Mais au-delà de ces martyrs tombés pour des batailles qui avaient été pourtant engagées par d’autres qui avaient en son temps payés un lourd tribut pour que la démocratie soit une réalité, Adji Sarr a aussi fait deux victimes politiques qui ne sortiraient pas indemnes de cette situation inédite pour le Sénégal : Ousmane Sonko et le Président de la République Macky Sall ! Au début de cette affaire, le leader du parti Pastef avait d’ailleurs déclaré : « Le Président Macky Sall me fera peut-être mal, mais il va aussi y laisser des plumes » Apparemment, cette déduction est en train de se réaliser.
D’abord, l’ancien inspecteur des impôts aura beaucoup de mal à se sortir de ce guêpier sur le triple plan politique, judiciaire, moral ! Comme beaucoup de sénégalais, je doute fort qu’il y ait eu viol ! Une victime de viol aurait-elle le temps de deviser tranquillement avec son bourreau qui lui ferait même des confidences sur la couleur de la robe de nuit de son épouse ? Avouons que ce serait un violeur plutôt sympathique ! Bref. Mais dès lors que le leader de Pastef a admis qu’il est un habitué de ce salon de massage très peu recommandable, à certaines heures, pour une personne qui est à cheval sur certaines règles de la religion musulmane et, qui plus est, est bigame, il a semé le doute dans la tête de beaucoup de citoyens.
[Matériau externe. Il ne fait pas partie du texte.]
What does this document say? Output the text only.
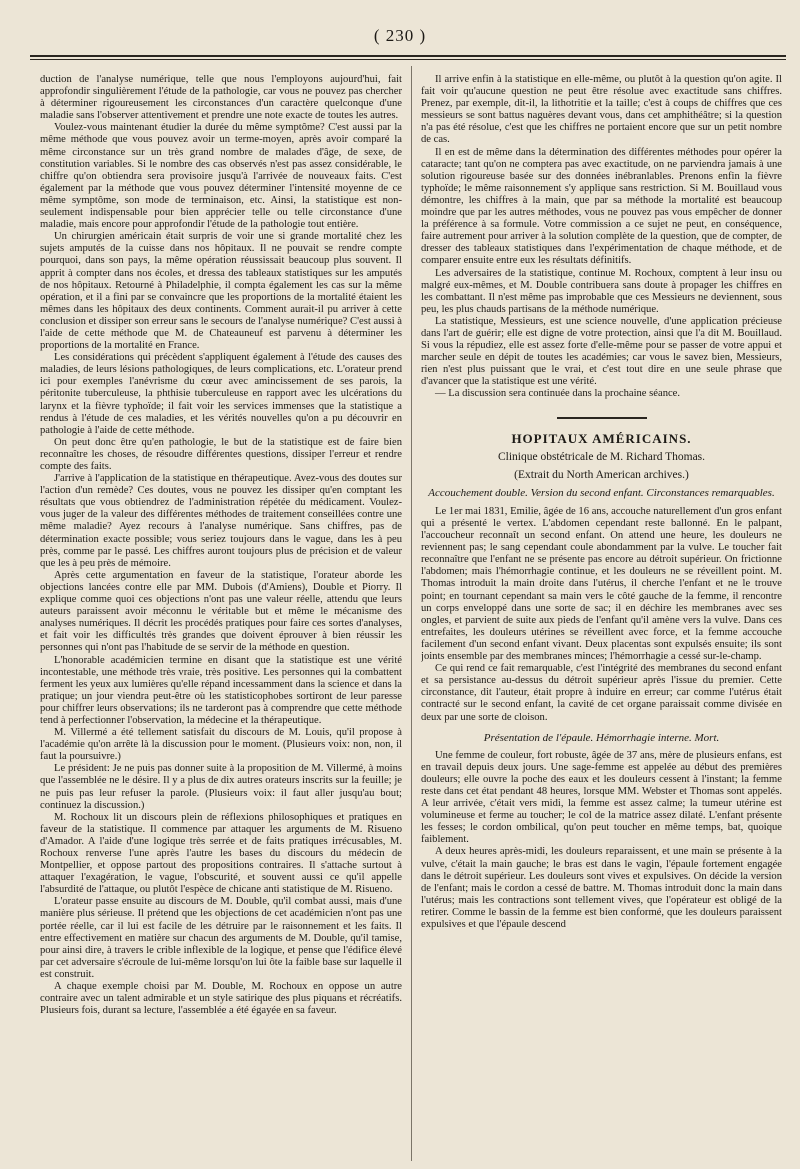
( 230 )

duction de l'analyse numérique, telle que nous l'employons aujourd'hui, fait approfondir singulièrement l'étude de la pathologie, car vous ne pouvez pas chercher à déterminer rigoureusement les circonstances d'un caractère quelconque d'une maladie sans l'observer attentivement et prendre une note exacte de toutes les autres.

Voulez-vous maintenant étudier la durée du même symptôme? C'est aussi par la même méthode que vous pouvez avoir un terme-moyen, après avoir comparé la même circonstance sur un très grand nombre de malades d'âge, de sexe, de constitution variables. Si le nombre des cas observés n'est pas assez considérable, le chiffre qu'on obtiendra sera provisoire jusqu'à l'arrivée de nouveaux faits. C'est également par la méthode que vous pouvez déterminer l'intensité moyenne de ce même symptôme, son mode de terminaison, etc. Ainsi, la statistique est non-seulement indispensable pour bien apprécier telle ou telle circonstance d'une maladie, mais encore pour approfondir l'étude de la pathologie tout entière.

Un chirurgien américain était surpris de voir une si grande mortalité chez les sujets amputés de la cuisse dans nos hôpitaux. Il ne pouvait se rendre compte pourquoi, dans son pays, la même opération réussissait beaucoup plus souvent. Il apprit à compter dans nos écoles, et dressa des tableaux statistiques sur les amputés de nos hôpitaux. Retourné à Philadelphie, il compta également les cas sur la même opération, et il a fini par se convaincre que les proportions de la mortalité étaient les mêmes dans les hôpitaux des deux continents. Comment aurait-il pu arriver à cette conclusion et dissiper son erreur sans le secours de l'analyse numérique? C'est aussi à l'aide de cette méthode que M. de Chateauneuf est parvenu à déterminer les proportions de la mortalité en France.

Les considérations qui précèdent s'appliquent également à l'étude des causes des maladies, de leurs lésions pathologiques, de leurs complications, etc. L'orateur prend ici pour exemples l'anévrisme du cœur avec amincissement de ses parois, la péritonite tuberculeuse, la phthisie tuberculeuse en rapport avec les ulcérations du larynx et la fièvre typhoïde; il fait voir les services immenses que la statistique a rendus à l'étude de ces maladies, et les vérités nouvelles qu'on a pu découvrir en pathologie à l'aide de cette méthode.

On peut donc être qu'en pathologie, le but de la statistique est de faire bien reconnaître les choses, de résoudre différentes questions, dissiper l'erreur et rendre compte des faits.

J'arrive à l'application de la statistique en thérapeutique. Avez-vous des doutes sur l'action d'un remède? Ces doutes, vous ne pouvez les dissiper qu'en comptant les résultats que vous obtiendrez de l'administration répétée du médicament. Voulez-vous juger de la valeur des différentes méthodes de traitement conseillées contre une même maladie? Ayez recours à l'analyse numérique. Sans chiffres, pas de détermination exacte possible; vous seriez toujours dans le vague, dans les à peu près, comme par le passé. Les chiffres auront toujours plus de précision et de valeur que les à peu près de mémoire.

Après cette argumentation en faveur de la statistique, l'orateur aborde les objections lancées contre elle par MM. Dubois (d'Amiens), Double et Piorry. Il explique comme quoi ces objections n'ont pas une valeur réelle, attendu que leurs auteurs paraissent avoir méconnu le véritable but et même le mécanisme des analyses numériques. Il décrit les procédés pratiques pour faire ces sortes d'analyses, et fait voir les difficultés très grandes que doivent éprouver à bien réussir les personnes qui n'ont pas l'habitude de se servir de la méthode en question.

L'honorable académicien termine en disant que la statistique est une vérité incontestable, une méthode très vraie, très positive. Les personnes qui la combattent ferment les yeux aux lumières qu'elle répand incessamment dans la science et dans la pratique; un jour viendra peut-être où les statisticophobes sortiront de leur paresse pour chiffrer leurs observations; ils ne tarderont pas à comprendre que cette méthode tend à perfectionner l'observation, la médecine et la thérapeutique.

M. Villermé a été tellement satisfait du discours de M. Louis, qu'il propose à l'académie qu'on arrête là la discussion pour le moment. (Plusieurs voix: non, non, il faut la poursuivre.)

Le président: Je ne puis pas donner suite à la proposition de M. Villermé, à moins que l'assemblée ne le désire. Il y a plus de dix autres orateurs inscrits sur la feuille; je ne puis pas leur refuser la parole. (Plusieurs voix: il faut aller jusqu'au bout; continuez la discussion.)

M. Rochoux lit un discours plein de réflexions philosophiques et pratiques en faveur de la statistique. Il commence par attaquer les arguments de M. Risueno d'Amador. A l'aide d'une logique très serrée et de faits pratiques irrécusables, M. Rochoux renverse l'une après l'autre les bases du discours du médecin de Montpellier, et oppose partout des propositions contraires. Il s'attache surtout à attaquer l'exagération, le vague, l'obscurité, et souvent aussi ce qu'il appelle l'absurdité de l'attaque, ou plutôt l'espèce de chicane anti statistique de M. Risueno.

L'orateur passe ensuite au discours de M. Double, qu'il combat aussi, mais d'une manière plus sérieuse. Il prétend que les objections de cet académicien n'ont pas une portée réelle, car il lui est facile de les détruire par le raisonnement et les faits. Il entre effectivement en matière sur chacun des arguments de M. Double, qu'il tamise, pour ainsi dire, à travers le crible inflexible de la logique, et pense que l'édifice élevé par cet adversaire s'écroule de lui-même lorsqu'on lui ôte la faible base sur laquelle il est construit.

A chaque exemple choisi par M. Double, M. Rochoux en oppose un autre contraire avec un talent admirable et un style satirique des plus piquans et récréatifs. Plusieurs fois, durant sa lecture, l'assemblée a été égayée en sa faveur.

Il arrive enfin à la statistique en elle-même, ou plutôt à la question qu'on agite. Il fait voir qu'aucune question ne peut être résolue avec exactitude sans chiffres. Prenez, par exemple, dit-il, la lithotritie et la taille; c'est à coups de chiffres que ces messieurs se sont battus naguères devant vous, dans cet amphithéâtre; si la question n'a pas été résolue, c'est que les chiffres ne portaient encore que sur un petit nombre de cas.

Il en est de même dans la détermination des différentes méthodes pour opérer la cataracte; tant qu'on ne comptera pas avec exactitude, on ne parviendra jamais à une solution rigoureuse basée sur des données inébranlables. Prenons enfin la fièvre typhoïde; le même raisonnement s'y applique sans restriction. Si M. Bouillaud vous démontre, les chiffres à la main, que par sa méthode la mortalité est beaucoup moindre que par les autres méthodes, vous ne pouvez pas vous empêcher de donner la préférence à sa formule. Votre commission a ce sujet ne peut, en conséquence, faire autrement pour arriver à la solution complète de la question, que de compter, de dresser des tableaux statistiques dans l'expérimentation de chaque méthode, et de comparer ensuite entre eux les résultats définitifs.

Les adversaires de la statistique, continue M. Rochoux, comptent à leur insu ou malgré eux-mêmes, et M. Double contribuera sans doute à propager les chiffres en les combattant. Il n'est même pas improbable que ces Messieurs ne deviennent, sous peu, les plus chauds partisans de la méthode numérique.

La statistique, Messieurs, est une science nouvelle, d'une application précieuse dans l'art de guérir; elle est digne de votre protection, ainsi que l'a dit M. Bouillaud. Si vous la répudiez, elle est assez forte d'elle-même pour se passer de votre appui et marcher seule en dépit de toutes les académies; car vous le savez bien, Messieurs, rien n'est plus puissant que le vrai, et c'est tout dire en une seule phrase que d'avancer que la statistique est une vérité.

— La discussion sera continuée dans la prochaine séance.

HOPITAUX AMÉRICAINS.
Clinique obstétricale de M. Richard Thomas.
(Extrait du North American archives.)
Accouchement double. Version du second enfant. Circonstances remarquables.

Le 1er mai 1831, Emilie, âgée de 16 ans, accouche naturellement d'un gros enfant qui a présenté le vertex. L'abdomen cependant reste ballonné. En le palpant, l'accoucheur reconnaît un second enfant. On attend une heure, les douleurs ne reviennent pas; le sang cependant coule abondamment par la vulve. Le toucher fait reconnaître que l'enfant ne se présente pas encore au détroit supérieur. On frictionne l'abdomen; mais l'hémorrhagie continue, et les douleurs ne se réveillent point. M. Thomas introduit la main droite dans l'utérus, il cherche l'enfant et ne le trouve point; en tournant cependant sa main vers le côté gauche de la femme, il rencontre un corps enveloppé dans une sorte de sac; il en déchire les membranes avec ses ongles, et parvient de suite aux pieds de l'enfant qu'il amène vers la vulve. Dans ces entrefaites, les douleurs utérines se réveillent avec force, et la femme accouche facilement d'un second enfant vivant. Deux placentas sont expulsés ensuite; ils sont joints ensemble par des membranes minces; l'hémorrhagie a cessé sur-le-champ.

Ce qui rend ce fait remarquable, c'est l'intégrité des membranes du second enfant et sa persistance au-dessus du détroit supérieur après l'issue du premier. Cette circonstance, dit l'auteur, était propre à induire en erreur; car comme l'utérus était contracté sur le second enfant, la cavité de cet organe paraissait comme divisée en deux par une sorte de cloison.

Présentation de l'épaule. Hémorrhagie interne. Mort.

Une femme de couleur, fort robuste, âgée de 37 ans, mère de plusieurs enfans, est en travail depuis deux jours. Une sage-femme est appelée au début des premières douleurs; elle ouvre la poche des eaux et les douleurs cessent à l'instant; la femme reste dans cet état pendant 48 heures, lorsque MM. Webster et Thomas sont appelés. A leur arrivée, c'était vers midi, la femme est assez calme; la tumeur utérine est volumineuse et ferme au toucher; le col de la matrice assez dilaté. L'enfant présente les fesses; le cordon ombilical, qu'on peut toucher en même temps, bat, quoique faiblement.

A deux heures après-midi, les douleurs reparaissent, et une main se présente à la vulve, c'était la main gauche; le bras est dans le vagin, l'épaule fortement engagée dans le détroit supérieur. Les douleurs sont vives et expulsives. On décide la version de l'enfant; mais le cordon a cessé de battre. M. Thomas introduit donc la main dans l'utérus; mais les contractions sont tellement vives, que l'opérateur est obligé de la retirer. Comme le bassin de la femme est bien conformé, que les douleurs paraissent expulsives et que l'épaule descend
Ses adversaires useront de tous les moyens légaux mais surtout illégaux pour le couvrir d’opprobre et lui faire porter de force une camisole de déshonneur avec l’appui d’une certaine presse qui va s’en donner à cœur joie. Et Ousmane Sonko aura du mal à s’en départir, ce qui aurait un impact dommageable sur son image et sur sa carrière politique qui avait pourtant pris son envol d’une façon extraordinaire ! Il aura beaucoup de difficultés à faire fi de toute cette histoire avec des détails salaces que son accusatrice va continuer à débiter et que ses adversaires politiques vont prendre le temps de distiller dans les consciences. Les « esprits tordus » parlent même d’un probable procès retransmis en direct à la télé ! Et cela ferait certainement mouche auprès de certains citoyens et électeurs. Au sein de son parti aussi il n’est pas exclu que certains refusent de continuer à trainer ce boulet qui risquerait de les ralentir pour très longtemps encore !
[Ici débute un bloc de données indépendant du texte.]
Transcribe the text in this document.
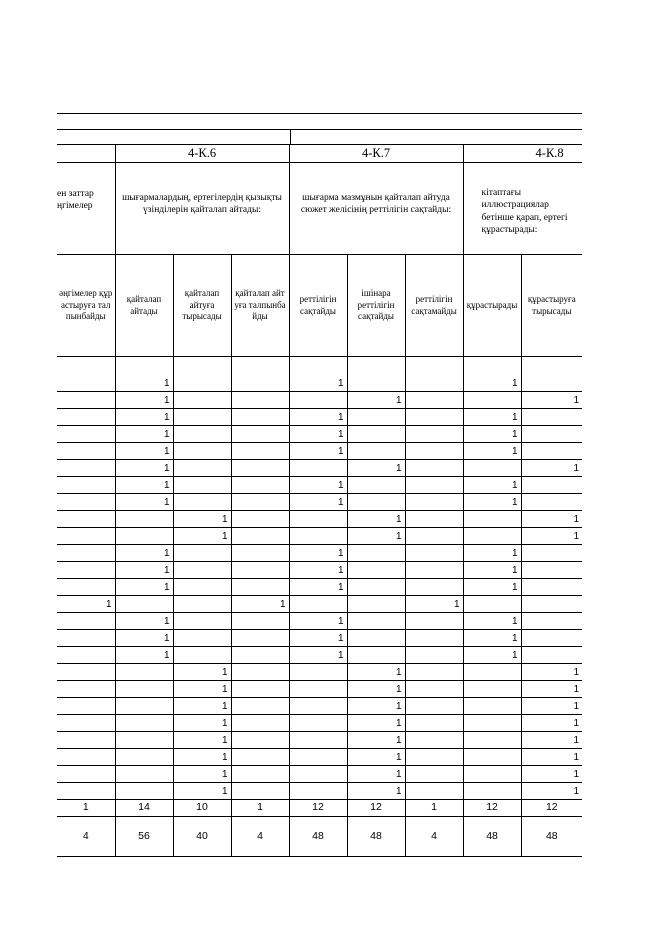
	4-К.6			4-К.7			4-К.8	

ен заттар
ңгімелер	шығармалардың, ертегілердің қызықты үзінділерін қайталап айтады:			шығарма мазмұнын қайталап айтуда сюжет желісінің реттілігін сақтайды:			кітаптағы иллюстрациялар
бетінше қарап, ертегі
құрастырады:	

әңгімелер құрастыруға талпынбайды	қайталап айтады	қайталап айтуға тырысады	қайталап айтуға талпынбайды	реттілігін сақтайды	ішінара реттілігін сақтайды	реттілігін сақтамайды	құрастырады	құрастыруға тырысады
	1			1			1	
	1				1			1
	1			1			1	
	1			1			1	
	1			1			1	
	1				1			1
	1			1			1	
	1			1			1	
		1			1			1
		1			1			1
	1			1			1	
	1			1			1	
	1			1			1	
1			1			1		
	1			1			1	
	1			1			1	
	1			1			1	
		1			1			1
		1			1			1
		1			1			1
		1			1			1
		1			1			1
		1			1			1
		1			1			1
		1			1			1
1	14	10	1	12	12	1	12	12
4	56	40	4	48	48	4	48	48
Ensuite pour le Président Macky Sall, cette révolte citoyenne et populaire est une douche froide qui le bloque de plusieurs manières. Non seulement il perd le monopole de l’initiative et pour la première fois est obligé de subir et de jouer la défensive, alors qu’il avait l’habitude d’être à la manœuvre depuis 2012 ! En plus la pression a été tellement forte qu’il a dû avouer publiquement, à demi-mot peut-être, qu’il n’a jamais dit qu’il briguerait un troisième mandant. Aujourd’hui, je vois plus un président qui a peur et qui n’a plus que deux obsessions :
- Calmer le jeu en amadouant les jeunes pour pouvoir terminer son mandat en paix !
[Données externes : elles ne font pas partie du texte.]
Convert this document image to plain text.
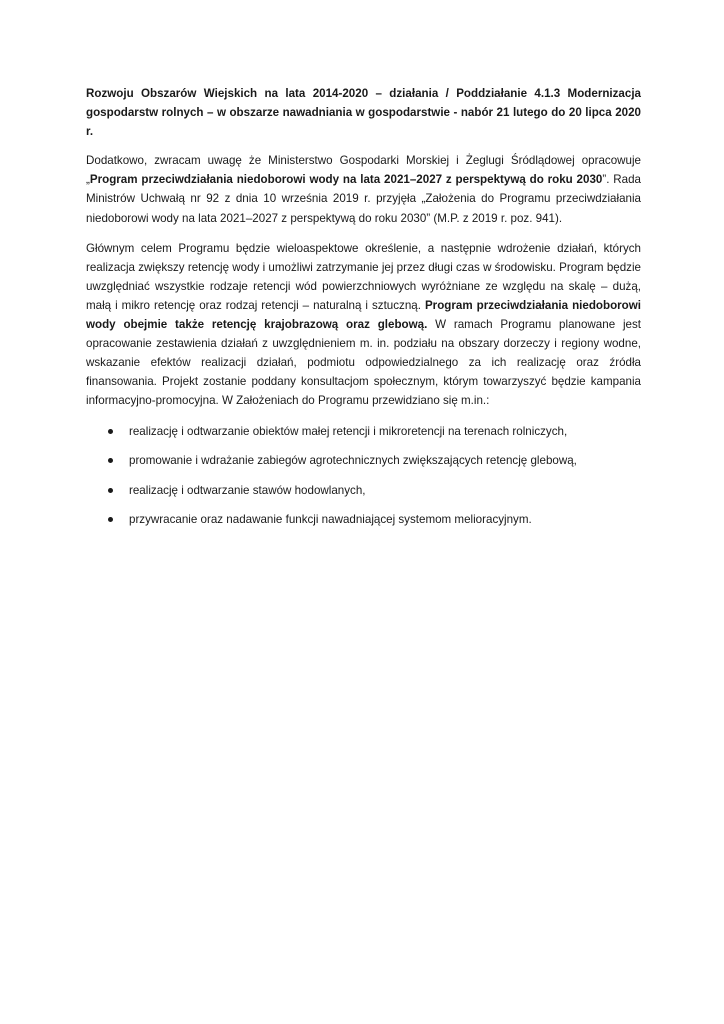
Rozwoju Obszarów Wiejskich na lata 2014-2020 – działania / Poddziałanie 4.1.3 Modernizacja gospodarstw rolnych – w obszarze nawadniania w gospodarstwie - nabór 21 lutego do 20 lipca 2020 r.

Dodatkowo, zwracam uwagę że Ministerstwo Gospodarki Morskiej i Żeglugi Śródlądowej opracowuje „Program przeciwdziałania niedoborowi wody na lata 2021–2027 z perspektywą do roku 2030”. Rada Ministrów Uchwałą nr 92 z dnia 10 września 2019 r. przyjęła „Założenia do Programu przeciwdziałania niedoborowi wody na lata 2021–2027 z perspektywą do roku 2030” (M.P. z 2019 r. poz. 941).

Głównym celem Programu będzie wieloaspektowe określenie, a następnie wdrożenie działań, których realizacja zwiększy retencję wody i umożliwi zatrzymanie jej przez długi czas w środowisku. Program będzie uwzględniać wszystkie rodzaje retencji wód powierzchniowych wyróżniane ze względu na skalę – dużą, małą i mikro retencję oraz rodzaj retencji – naturalną i sztuczną. Program przeciwdziałania niedoborowi wody obejmie także retencję krajobrazową oraz glebową. W ramach Programu planowane jest opracowanie zestawienia działań z uwzględnieniem m. in. podziału na obszary dorzeczy i regiony wodne, wskazanie efektów realizacji działań, podmiotu odpowiedzialnego za ich realizację oraz źródła finansowania. Projekt zostanie poddany konsultacjom społecznym, którym towarzyszyć będzie kampania informacyjno-promocyjna. W Założeniach do Programu przewidziano się m.in.:

realizację i odtwarzanie obiektów małej retencji i mikroretencji na terenach rolniczych,
promowanie i wdrażanie zabiegów agrotechnicznych zwiększających retencję glebową,
realizację i odtwarzanie stawów hodowlanych,
przywracanie oraz nadawanie funkcji nawadniającej systemom melioracyjnym.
- Manœuvrer autant que faire se peut pour éviter de mettre Ousmane Sonko sur orbite et d’avoir à faire la passation de service avec lui.
Des éditorialistes ont souvent présenté le patron de l’Alliance Pour la République comme un génie politique. C’est le moment pour lui de sortir le grand jeu pour montrer qu’il mérite ce titre.